I'll add other relevant system specs to my post above.

I definitely didn't see the spikes you guys saw. Maybe it's the non-Nvidia-proprietary anti-aliasing?

I'll make sure I grab the Afterburner graphs when I do the Unity testing.
 
Rather good explanation:
I really think because 4 GB is a important marketing factor they surely tried to hide the 3.5 GB issue. They sold over 2 million units so the 970 was big success, and it would clearly be lower success when full spec revealed.
 
Rather good explanation:
I really think because 4 GB is a important marketing factor they surely tried to hide the 3.5 GB issue. They sold over 2 million units so the 970 was big success, and it would clearly be lower success when full spec revealed.

Do you have results from your testing to contribute, Ivy? I think we're well beyond the speculation portion of this discussion...
 
my whole point is that there has to still be something going on to have the frametime spikes like that. in those screens you can see where the fps went up, that is where there was no movement at all from the charachter in the game and we still got the huge frametime spike. the titan didnt exhibit this behavior with same settings.
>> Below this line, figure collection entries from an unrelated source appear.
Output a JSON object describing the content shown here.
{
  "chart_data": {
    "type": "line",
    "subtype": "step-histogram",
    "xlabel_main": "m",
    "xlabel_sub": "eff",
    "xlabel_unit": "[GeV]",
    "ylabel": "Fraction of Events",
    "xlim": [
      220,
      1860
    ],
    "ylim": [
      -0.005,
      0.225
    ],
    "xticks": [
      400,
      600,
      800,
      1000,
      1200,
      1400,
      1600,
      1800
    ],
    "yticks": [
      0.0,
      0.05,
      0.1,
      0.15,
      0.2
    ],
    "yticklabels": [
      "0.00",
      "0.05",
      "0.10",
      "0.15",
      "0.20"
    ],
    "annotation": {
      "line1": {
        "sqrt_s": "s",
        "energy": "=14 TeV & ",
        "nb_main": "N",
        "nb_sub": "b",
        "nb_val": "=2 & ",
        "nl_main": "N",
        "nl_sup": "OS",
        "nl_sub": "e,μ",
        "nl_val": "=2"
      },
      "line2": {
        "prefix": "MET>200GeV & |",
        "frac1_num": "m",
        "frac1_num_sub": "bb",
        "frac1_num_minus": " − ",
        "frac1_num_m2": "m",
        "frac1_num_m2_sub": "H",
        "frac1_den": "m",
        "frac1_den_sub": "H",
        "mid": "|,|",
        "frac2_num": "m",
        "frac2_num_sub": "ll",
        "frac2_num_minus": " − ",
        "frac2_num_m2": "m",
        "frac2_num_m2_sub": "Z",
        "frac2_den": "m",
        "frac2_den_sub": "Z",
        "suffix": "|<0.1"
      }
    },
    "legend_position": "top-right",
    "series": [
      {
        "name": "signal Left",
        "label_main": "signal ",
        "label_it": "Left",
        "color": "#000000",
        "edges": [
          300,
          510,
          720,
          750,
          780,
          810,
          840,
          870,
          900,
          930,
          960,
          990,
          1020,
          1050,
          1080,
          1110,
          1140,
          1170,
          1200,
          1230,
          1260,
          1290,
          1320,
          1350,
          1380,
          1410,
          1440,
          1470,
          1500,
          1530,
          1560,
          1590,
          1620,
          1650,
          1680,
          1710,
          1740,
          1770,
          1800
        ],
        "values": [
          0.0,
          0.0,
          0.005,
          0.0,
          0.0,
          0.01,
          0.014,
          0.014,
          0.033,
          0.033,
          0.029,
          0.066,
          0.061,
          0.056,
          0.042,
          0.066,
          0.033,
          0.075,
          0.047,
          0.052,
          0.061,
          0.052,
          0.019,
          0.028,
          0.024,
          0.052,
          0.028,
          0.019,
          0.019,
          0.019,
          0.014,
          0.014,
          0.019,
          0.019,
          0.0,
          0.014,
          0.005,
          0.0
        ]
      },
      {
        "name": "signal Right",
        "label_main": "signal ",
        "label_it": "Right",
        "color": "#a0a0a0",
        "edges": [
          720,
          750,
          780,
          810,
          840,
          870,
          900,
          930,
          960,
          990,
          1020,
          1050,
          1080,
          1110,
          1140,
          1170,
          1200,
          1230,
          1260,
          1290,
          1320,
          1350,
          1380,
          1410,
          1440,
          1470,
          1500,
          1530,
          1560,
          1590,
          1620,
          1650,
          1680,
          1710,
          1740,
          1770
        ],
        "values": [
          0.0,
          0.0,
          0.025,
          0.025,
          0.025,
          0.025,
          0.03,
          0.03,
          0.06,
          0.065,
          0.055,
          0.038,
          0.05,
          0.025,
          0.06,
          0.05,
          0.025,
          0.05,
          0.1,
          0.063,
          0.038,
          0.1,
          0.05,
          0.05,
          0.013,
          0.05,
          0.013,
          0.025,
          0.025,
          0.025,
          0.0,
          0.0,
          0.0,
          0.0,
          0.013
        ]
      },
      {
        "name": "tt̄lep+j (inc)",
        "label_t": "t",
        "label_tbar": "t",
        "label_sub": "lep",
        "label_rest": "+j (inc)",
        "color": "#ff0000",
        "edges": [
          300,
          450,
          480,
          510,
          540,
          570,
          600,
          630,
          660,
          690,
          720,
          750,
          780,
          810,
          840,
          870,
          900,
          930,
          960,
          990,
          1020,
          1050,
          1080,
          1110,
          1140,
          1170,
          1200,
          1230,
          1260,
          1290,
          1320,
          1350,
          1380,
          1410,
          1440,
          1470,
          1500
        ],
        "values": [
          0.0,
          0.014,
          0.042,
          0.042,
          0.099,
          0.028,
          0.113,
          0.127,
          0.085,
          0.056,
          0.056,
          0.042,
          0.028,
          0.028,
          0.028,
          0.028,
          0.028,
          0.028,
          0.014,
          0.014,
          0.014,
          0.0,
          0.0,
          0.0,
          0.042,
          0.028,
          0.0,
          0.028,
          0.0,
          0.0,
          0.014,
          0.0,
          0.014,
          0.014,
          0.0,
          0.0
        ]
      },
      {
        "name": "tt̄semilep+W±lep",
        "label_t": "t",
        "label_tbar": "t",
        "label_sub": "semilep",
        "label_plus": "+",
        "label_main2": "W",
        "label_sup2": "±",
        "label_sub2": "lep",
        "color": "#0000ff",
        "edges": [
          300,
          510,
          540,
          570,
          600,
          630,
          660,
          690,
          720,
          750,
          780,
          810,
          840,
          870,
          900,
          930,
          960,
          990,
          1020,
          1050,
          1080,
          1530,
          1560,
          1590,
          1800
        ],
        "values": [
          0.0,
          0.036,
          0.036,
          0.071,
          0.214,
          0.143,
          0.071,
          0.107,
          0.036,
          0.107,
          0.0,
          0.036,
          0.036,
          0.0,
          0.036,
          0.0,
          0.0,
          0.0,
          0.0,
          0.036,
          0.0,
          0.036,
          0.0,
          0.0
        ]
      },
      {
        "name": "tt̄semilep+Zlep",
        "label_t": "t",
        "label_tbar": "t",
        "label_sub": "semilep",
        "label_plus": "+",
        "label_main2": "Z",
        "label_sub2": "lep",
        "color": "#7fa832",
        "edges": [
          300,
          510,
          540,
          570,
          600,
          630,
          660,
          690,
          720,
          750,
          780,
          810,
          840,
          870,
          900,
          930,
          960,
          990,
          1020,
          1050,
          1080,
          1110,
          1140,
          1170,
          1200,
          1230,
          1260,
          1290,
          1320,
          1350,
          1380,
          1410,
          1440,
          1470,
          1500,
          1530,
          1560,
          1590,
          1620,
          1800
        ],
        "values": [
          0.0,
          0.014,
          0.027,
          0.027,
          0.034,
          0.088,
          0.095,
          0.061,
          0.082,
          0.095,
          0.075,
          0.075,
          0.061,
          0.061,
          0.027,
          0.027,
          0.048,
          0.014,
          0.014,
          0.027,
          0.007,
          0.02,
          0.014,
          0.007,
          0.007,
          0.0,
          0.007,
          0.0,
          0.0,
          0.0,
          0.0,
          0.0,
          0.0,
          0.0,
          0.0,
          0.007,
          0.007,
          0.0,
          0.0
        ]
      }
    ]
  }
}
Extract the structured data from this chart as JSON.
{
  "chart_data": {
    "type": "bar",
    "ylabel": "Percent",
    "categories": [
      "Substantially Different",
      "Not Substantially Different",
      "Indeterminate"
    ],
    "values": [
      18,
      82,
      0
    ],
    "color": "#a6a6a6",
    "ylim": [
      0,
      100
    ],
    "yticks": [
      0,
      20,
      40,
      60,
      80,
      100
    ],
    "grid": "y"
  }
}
The notepad to the right is the actually times where the hitches occured so you can see what the timestamp is for each of them.
I would wager that there is something going on at the driver level that is causing this.
I basically do no gaming at all. My friend that does alot of gaming said that he would find the gtx970 as a nuisance compared to the titan at the same settings, even though they were basically at the same framerate.